Journal of eISSN: 2373-4396 JCCR

Cardiology & Current Research
Mini Review
Volume 3 Issue 4 - 2015
Normal Endothelial Function
Hesham Khalid Rashid Mousa*
Department of Cardiology Medicine, Benha university, Egypt
Received: March 25, 2015 | Published: October 12, 2015
*Corresponding author: Hesham Khalid Rashid Mousa, Department of Cardiology Medicine, Benha university, Egypt, Tel: 0020482578334, Email:
Citation: Mousa HKR (2015) Normal Endothelial Function. J Cardiol Curr Res 3(4): 00111. DOI: 10.15406/jccr.2015.03.00111

Mini Review

Endothelium is a monolayer of cells covering the inner surface of blood vessels, and it acts as a functional and structural barrier between bloods and the vessel wall, preventing platelet and leukocyte adhesion and aggregation, controlling permeability to plasma components, and modulating blood flow. The healthy endothelium is a dynamic organ that regulates vascular tone by balancing production of vasodilators and vasoconstrictors in response to a variety of stimuli [1]. Nitric oxide (NO), the predominant mediator of normal vascular function, is released by the endothelium and diffuses within the vessel wall, causing smooth muscle dilation and myofibrillar relaxation in response to stimulation by endogenous factors such as bradykinin, acetylcholine, and catecholamine, as well as ischemia, temperature change, and mechanical stimuli, including shear stress [2]. Endothelium also provides anti-proliferative and anti-inflammatory actions, and regulates fibrinolysis as well as the coagulation pathway through the balanced production of anticoagulant (e.g. tissue plasminogen activator, thrombomodulin) and pro-coagulant (e.g., tissue factor, von Willebrand factor) factors, which maintain haemostatic properties of blood vessels [3].

Central role of NO

NO is synthesized from L-arginine by NO synthase (NOS) [4]. The 3 main NOS isoforms including constitutive endothelial NOS (eNOS or NOS3), neuronal NOS (or NOS1), and inducible NOS (iNOS) that are differently coexpressed in NO-producing cells and also inducible by immunological stimuli [5]. Although NO produced by all 3 pathways regulates normal physiology, large amounts of NO produced by iNOS may have acytotoxic effect and inhibit myocardial contractility [6]. Because HF triggers changes in myocardial NO production, shifting from spatially and temporally regulated NO production by eNOS to excessive release by iNOS, the distinction between NO produced by eNOS/neuronal NOS or iNOS is important [7,8]. In the intact endothelium, hormonal and physical stimuli cause the constitutively expressed eNOS to generate NO, which then diffuses into smooth muscle cells and stimulates soluble guanylate cyclase (sGC) to produce cyclic guanine monophosphate, which causes smooth muscle relaxation and also has antiproliferative effects. In addition to these smooth muscle cell mediated vascular effects, NO targets neighboring extra vascular tissues, including myocardium [9]. Release of endothelial progenitor cells from bone marrow, which has been shown to repair damaged endothelium, is also partially NO dependent [10]. Furthermore, NO can act as an endocrine vaso-regulator, modulating blood flow in the microcirculation when vehiculated by S nitroso-hemoglobin, which transports and releases NO to areas of tissue hypoxia or increased oxygen extraction [11]. Importantly, disruption of NO delivery to the microcirculation contributes to vasoconstriction and uncoupling of oxygen delivery in skeletal muscle. Given the pivotal role of NO in mediating endothelial function, impairment of vasodilation due to decreased NO availability is often used as a measure of endothelial function [12,13].

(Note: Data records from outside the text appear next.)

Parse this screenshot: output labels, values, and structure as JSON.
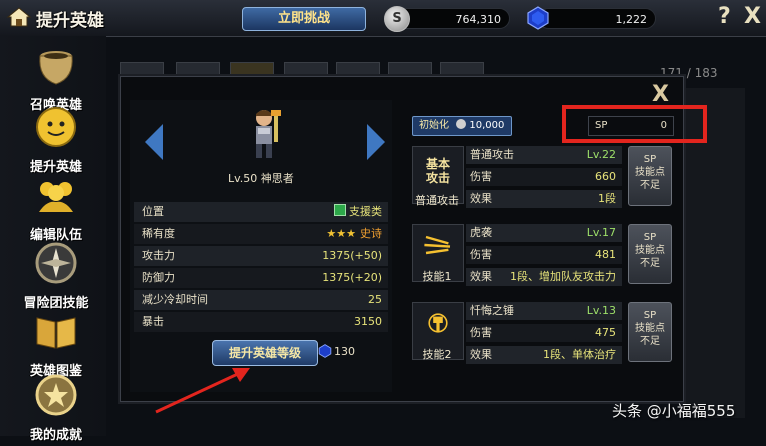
{
  "header": {
    "title": "提升英雄",
    "challenge_label": "立即挑战",
    "silver_label": "S",
    "silver_amount": "764,310",
    "gem_amount": "1,222",
    "help_label": "?",
    "close_label": "X"
  },
  "sidebar": {
    "items": [
      {
        "label": "召唤英雄",
        "icon": "pot-icon"
      },
      {
        "label": "提升英雄",
        "icon": "level-up-icon"
      },
      {
        "label": "编辑队伍",
        "icon": "team-icon"
      },
      {
        "label": "冒险团技能",
        "icon": "compass-icon"
      },
      {
        "label": "英雄图鉴",
        "icon": "book-icon"
      },
      {
        "label": "我的成就",
        "icon": "medal-icon"
      }
    ]
  },
  "background": {
    "count": "171 / 183"
  },
  "modal": {
    "close_label": "X",
    "hero": {
      "level": "Lv.50",
      "name": "神思者"
    },
    "stats": [
      {
        "label": "位置",
        "value": "支援类"
      },
      {
        "label": "稀有度",
        "value": "史诗",
        "stars": 3
      },
      {
        "label": "攻击力",
        "value": "1375(+50)"
      },
      {
        "label": "防御力",
        "value": "1375(+20)"
      },
      {
        "label": "减少冷却时间",
        "value": "25"
      },
      {
        "label": "暴击",
        "value": "3150"
      }
    ],
    "upgrade_label": "提升英雄等级",
    "upgrade_cost": "130",
    "init_label": "初始化",
    "init_cost": "10,000",
    "sp_label": "SP",
    "sp_value": "0",
    "skills": [
      {
        "card_text": "基本\n攻击",
        "name": "普通攻击",
        "title": "普通攻击",
        "level": "Lv.22",
        "damage_label": "伤害",
        "damage": "660",
        "effect_label": "效果",
        "effect": "1段",
        "sp_btn": "SP\n技能点\n不足"
      },
      {
        "name": "技能1",
        "title": "虎袭",
        "level": "Lv.17",
        "damage_label": "伤害",
        "damage": "481",
        "effect_label": "效果",
        "effect": "1段、增加队友攻击力",
        "sp_btn": "SP\n技能点\n不足"
      },
      {
        "name": "技能2",
        "title": "忏悔之锤",
        "level": "Lv.13",
        "damage_label": "伤害",
        "damage": "475",
        "effect_label": "效果",
        "effect": "1段、单体治疗",
        "sp_btn": "SP\n技能点\n不足"
      }
    ]
  },
  "watermark": "头条 @小福福555",
  "colors": {
    "highlight": "#e3251e",
    "accent_blue": "#3f78c2",
    "value_yellow": "#e7e37a"
  }
}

Endothelial dysfunction in HF

Although endothelial dysfunction has traditionally been associated with systemic vasoconstriction in advanced HF, newer insights suggest a more central role in HF pathogenesis [14,15]. The failing heart is characterized by an altered redox state with over production of reactive oxygen species, and there is increasing evidence to suggest that the abnormal cardiac and vascular phenotypes characterizing the failing heart are caused in large part by imbalances between NO bioavailability and oxidative stress [16]. In HF, neurohumoral activation, release of inflammatory messengers from the myocardium, and altered local shear forces modulate gene expression and promote atherogenesis, increasing oxidative stress and reducing production of NO [17,18].

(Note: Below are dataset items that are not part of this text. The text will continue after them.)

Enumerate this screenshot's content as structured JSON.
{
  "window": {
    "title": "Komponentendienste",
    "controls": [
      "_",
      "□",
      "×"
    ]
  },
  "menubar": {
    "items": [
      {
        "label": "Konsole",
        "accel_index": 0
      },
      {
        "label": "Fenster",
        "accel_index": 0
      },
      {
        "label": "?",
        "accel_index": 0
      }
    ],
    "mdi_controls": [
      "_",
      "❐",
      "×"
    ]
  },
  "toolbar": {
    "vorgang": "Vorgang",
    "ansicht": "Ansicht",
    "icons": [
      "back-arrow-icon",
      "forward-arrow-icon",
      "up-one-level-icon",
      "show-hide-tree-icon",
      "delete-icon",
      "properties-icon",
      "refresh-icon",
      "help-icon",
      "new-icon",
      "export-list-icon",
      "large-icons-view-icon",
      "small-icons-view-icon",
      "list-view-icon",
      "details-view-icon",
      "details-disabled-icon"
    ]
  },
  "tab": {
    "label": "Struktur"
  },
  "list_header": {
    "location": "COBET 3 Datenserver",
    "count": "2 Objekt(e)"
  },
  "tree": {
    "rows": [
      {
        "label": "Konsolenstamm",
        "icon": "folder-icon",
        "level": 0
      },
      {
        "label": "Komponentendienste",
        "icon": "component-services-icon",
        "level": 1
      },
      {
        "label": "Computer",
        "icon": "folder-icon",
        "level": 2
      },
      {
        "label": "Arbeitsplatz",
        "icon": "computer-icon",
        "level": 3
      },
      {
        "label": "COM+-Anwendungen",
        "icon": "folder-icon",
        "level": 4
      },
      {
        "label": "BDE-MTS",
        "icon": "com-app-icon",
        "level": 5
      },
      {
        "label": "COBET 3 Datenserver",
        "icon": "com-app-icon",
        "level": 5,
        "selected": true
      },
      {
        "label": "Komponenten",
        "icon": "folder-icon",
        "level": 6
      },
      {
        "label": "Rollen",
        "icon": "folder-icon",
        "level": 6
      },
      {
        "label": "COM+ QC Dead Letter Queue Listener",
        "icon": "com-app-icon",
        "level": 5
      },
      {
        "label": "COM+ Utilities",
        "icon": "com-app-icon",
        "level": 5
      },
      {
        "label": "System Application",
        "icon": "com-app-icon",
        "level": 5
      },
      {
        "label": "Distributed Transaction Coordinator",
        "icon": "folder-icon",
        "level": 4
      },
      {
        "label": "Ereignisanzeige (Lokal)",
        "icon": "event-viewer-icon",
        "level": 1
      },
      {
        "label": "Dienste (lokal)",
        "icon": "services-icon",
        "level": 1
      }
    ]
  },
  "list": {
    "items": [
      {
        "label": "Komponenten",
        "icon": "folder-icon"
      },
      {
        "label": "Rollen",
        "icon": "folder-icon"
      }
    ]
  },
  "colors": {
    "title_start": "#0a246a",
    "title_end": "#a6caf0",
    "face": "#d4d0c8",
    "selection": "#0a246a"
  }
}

The resulting endothelial dysfunction triggers an increase in the production of cytokines, down-regulation or uncoupling of eNOS [19,20], and further increases in oxidative stress [21,22]. These processes culminate in reduced NO bioavailability and worsening endothelial dysfunction, which in turn propagates development and progression of HF [23-26]. These abnormalities have emerged as a common pathophysiological element in the development and progression of HF and are also associated with HF risk factors [27]. Within this construct, myocardial adverse effects and endothelial dysfunction related to oxidative stress represent a unifying feature that drives both the symptoms and unfavorable outcomes associated with both ischemic and non-ischemic [28].